One of the most powerful books I have read on the issue of adoption is Russell Moore’s Adopted for Life. There are many books on adoption out there, as well as many books on the gospel, but this is perhaps the only one that successfully weaves both themes together in a way that shows how adoption by Christian families is a witness to the adoption available to all in the gospel. Moore and his wife adopted two boys as babies from an orphanage in Russia, and he shares in heart-wrenching detail what it was like for the children in that orphanage:

“Of all the disturbing aspects of the orphanage in which we found our boys, one stands out above all the others in its horror. It was quiet. The place was filled with an eerie silence, quieter than the Library of Congress, despite the fact that there were cribs full of babies in every room. If you listened intently enough, you could hear the sound of gentle rocking – as babies rocked themselves back and forth in their beds. They didn’t cry because no one responded to their cries. So they stopped.
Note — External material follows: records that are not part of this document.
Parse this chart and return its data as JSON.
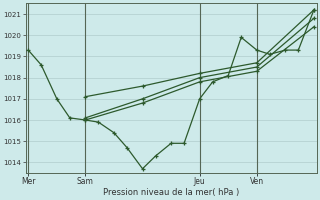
{
  "background_color": "#ceeaea",
  "grid_color": "#b0cccc",
  "line_color": "#2d5a2d",
  "ylim": [
    1013.5,
    1021.5
  ],
  "yticks": [
    1014,
    1015,
    1016,
    1017,
    1018,
    1019,
    1020,
    1021
  ],
  "xlabel": "Pression niveau de la mer( hPa )",
  "day_labels": [
    "Mer",
    "Sam",
    "Jeu",
    "Ven"
  ],
  "day_positions": [
    0,
    22,
    66,
    88
  ],
  "total_points": 110,
  "vline_positions": [
    0,
    22,
    66,
    88
  ],
  "series0": {
    "x": [
      0,
      5,
      11,
      16,
      22,
      27,
      33,
      38,
      44,
      49,
      55,
      60,
      66,
      71,
      77,
      82,
      88,
      93,
      99,
      104,
      110
    ],
    "y": [
      1019.3,
      1018.6,
      1017.0,
      1016.1,
      1016.0,
      1015.9,
      1015.4,
      1014.7,
      1013.7,
      1014.3,
      1014.9,
      1014.9,
      1017.0,
      1017.8,
      1018.1,
      1019.9,
      1019.3,
      1019.1,
      1019.3,
      1019.3,
      1021.2
    ]
  },
  "series1": {
    "x": [
      22,
      44,
      66,
      88,
      110
    ],
    "y": [
      1017.1,
      1017.6,
      1018.2,
      1018.7,
      1021.2
    ]
  },
  "series2": {
    "x": [
      22,
      44,
      66,
      88,
      110
    ],
    "y": [
      1016.1,
      1017.0,
      1018.0,
      1018.5,
      1020.8
    ]
  },
  "series3": {
    "x": [
      22,
      44,
      66,
      88,
      110
    ],
    "y": [
      1016.0,
      1016.8,
      1017.8,
      1018.3,
      1020.4
    ]
  }
}
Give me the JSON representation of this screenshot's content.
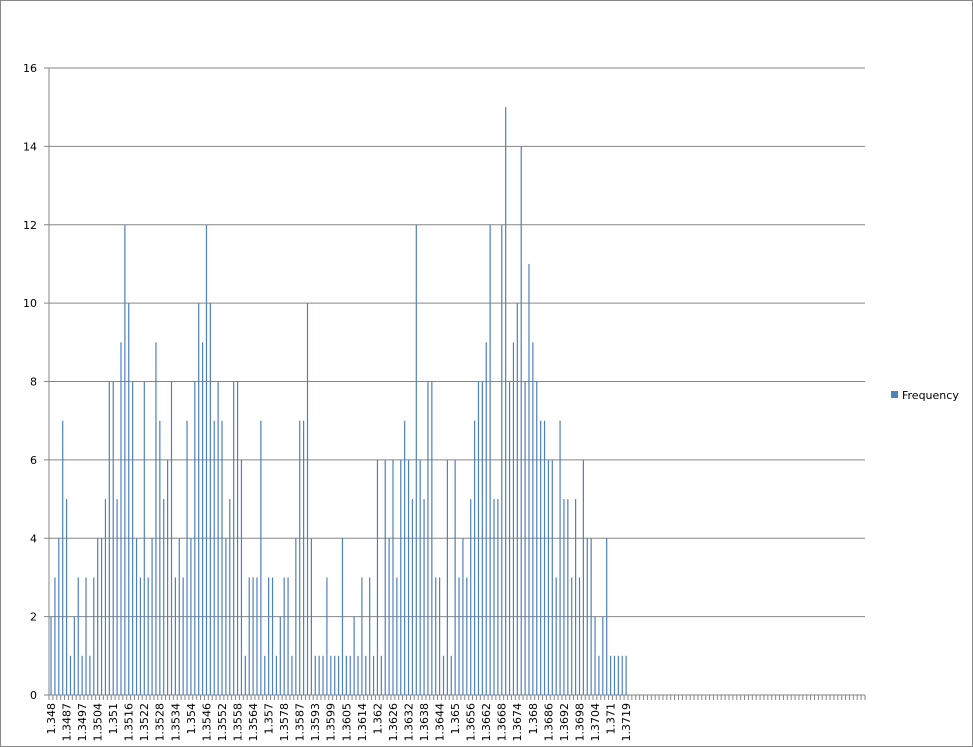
{
  "chart_data": {
    "type": "bar",
    "categories": [
      "1.348",
      null,
      null,
      null,
      "1.3487",
      null,
      null,
      null,
      "1.3497",
      null,
      null,
      null,
      "1.3504",
      null,
      null,
      null,
      "1.351",
      null,
      null,
      null,
      "1.3516",
      null,
      null,
      null,
      "1.3522",
      null,
      null,
      null,
      "1.3528",
      null,
      null,
      null,
      "1.3534",
      null,
      null,
      null,
      "1.354",
      null,
      null,
      null,
      "1.3546",
      null,
      null,
      null,
      "1.3552",
      null,
      null,
      null,
      "1.3558",
      null,
      null,
      null,
      "1.3564",
      null,
      null,
      null,
      "1.357",
      null,
      null,
      null,
      "1.3578",
      null,
      null,
      null,
      "1.3587",
      null,
      null,
      null,
      "1.3593",
      null,
      null,
      null,
      "1.3599",
      null,
      null,
      null,
      "1.3605",
      null,
      null,
      null,
      "1.3614",
      null,
      null,
      null,
      "1.362",
      null,
      null,
      null,
      "1.3626",
      null,
      null,
      null,
      "1.3632",
      null,
      null,
      null,
      "1.3638",
      null,
      null,
      null,
      "1.3644",
      null,
      null,
      null,
      "1.365",
      null,
      null,
      null,
      "1.3656",
      null,
      null,
      null,
      "1.3662",
      null,
      null,
      null,
      "1.3668",
      null,
      null,
      null,
      "1.3674",
      null,
      null,
      null,
      "1.368",
      null,
      null,
      null,
      "1.3686",
      null,
      null,
      null,
      "1.3692",
      null,
      null,
      null,
      "1.3698",
      null,
      null,
      null,
      "1.3704",
      null,
      null,
      null,
      "1.371",
      null,
      null,
      null,
      "1.3719",
      null,
      null,
      null,
      null,
      null,
      null,
      null,
      null,
      null,
      null,
      null,
      null,
      null,
      null,
      null,
      null,
      null,
      null,
      null,
      null,
      null,
      null,
      null,
      null,
      null,
      null,
      null,
      null,
      null,
      null,
      null,
      null,
      null,
      null,
      null,
      null,
      null,
      null,
      null,
      null,
      null,
      null,
      null,
      null,
      null,
      null,
      null,
      null,
      null,
      null,
      null,
      null,
      null,
      null,
      null,
      null,
      null,
      null,
      null,
      null,
      null
    ],
    "series": [
      {
        "name": "Frequency",
        "color": "#4f81bd",
        "values": [
          2,
          3,
          4,
          7,
          5,
          1,
          2,
          3,
          1,
          3,
          1,
          3,
          4,
          4,
          5,
          8,
          8,
          5,
          9,
          12,
          10,
          8,
          4,
          3,
          8,
          3,
          4,
          9,
          7,
          5,
          6,
          8,
          3,
          4,
          3,
          7,
          4,
          8,
          10,
          9,
          12,
          10,
          7,
          8,
          7,
          4,
          5,
          8,
          8,
          6,
          1,
          3,
          3,
          3,
          7,
          1,
          3,
          3,
          1,
          2,
          3,
          3,
          1,
          4,
          7,
          7,
          10,
          4,
          1,
          1,
          1,
          3,
          1,
          1,
          1,
          4,
          1,
          1,
          2,
          1,
          3,
          1,
          3,
          1,
          6,
          1,
          6,
          4,
          6,
          3,
          6,
          7,
          6,
          5,
          12,
          6,
          5,
          8,
          8,
          3,
          3,
          1,
          6,
          1,
          6,
          3,
          4,
          3,
          5,
          7,
          8,
          8,
          9,
          12,
          5,
          5,
          12,
          15,
          8,
          9,
          10,
          14,
          8,
          11,
          9,
          8,
          7,
          7,
          6,
          6,
          3,
          7,
          5,
          5,
          3,
          5,
          3,
          6,
          4,
          4,
          2,
          1,
          2,
          4,
          1,
          1,
          1,
          1,
          1,
          null,
          null,
          null,
          null,
          null,
          null,
          null,
          null,
          null,
          null,
          null,
          null,
          null,
          null,
          null,
          null,
          null,
          null,
          null,
          null,
          null,
          null,
          null,
          null,
          null,
          null,
          null,
          null,
          null,
          null,
          null,
          null,
          null,
          null,
          null,
          null,
          null,
          null,
          null,
          null,
          null,
          null,
          null,
          null,
          null,
          null,
          null,
          null,
          null,
          null,
          null,
          null,
          null,
          null,
          null,
          null,
          null,
          null,
          null,
          null,
          null
        ]
      }
    ],
    "ylim": [
      0,
      16
    ],
    "yticks": [
      0,
      2,
      4,
      6,
      8,
      10,
      12,
      14,
      16
    ],
    "grid": true,
    "legend": "right"
  }
}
That’s dehumanizing in its horror.

The first moment I knew the boys received us, in some strange and preliminary way, was the moment we walked out of the room for the last time on that first trip. When little Maxim, now Benjamin, fell back in his crib and cried – the first time I ever heard him do it – it was because, for whatever reason, he seemed to think he’d be heard and, for whatever reason, he no longer liked the prospect of being alone in the dark.”

We worship a Father who, despite our rebellion against Him or indifference towards Him, gave up his very best in His Son Jesus in order to make us part of His family. As Jesus says in John 14:18 when he is telling His disciples that He will be sending them His Holy Spirit to be with them forever, “I will not leave you as orphans; I will come to you.” This is the adoptive love of our Father. Take a moment to pray for those who are in need of that kind of love in their lives, and consider how you can respond to the Father’s adoptive love by doing the same for others who are in need.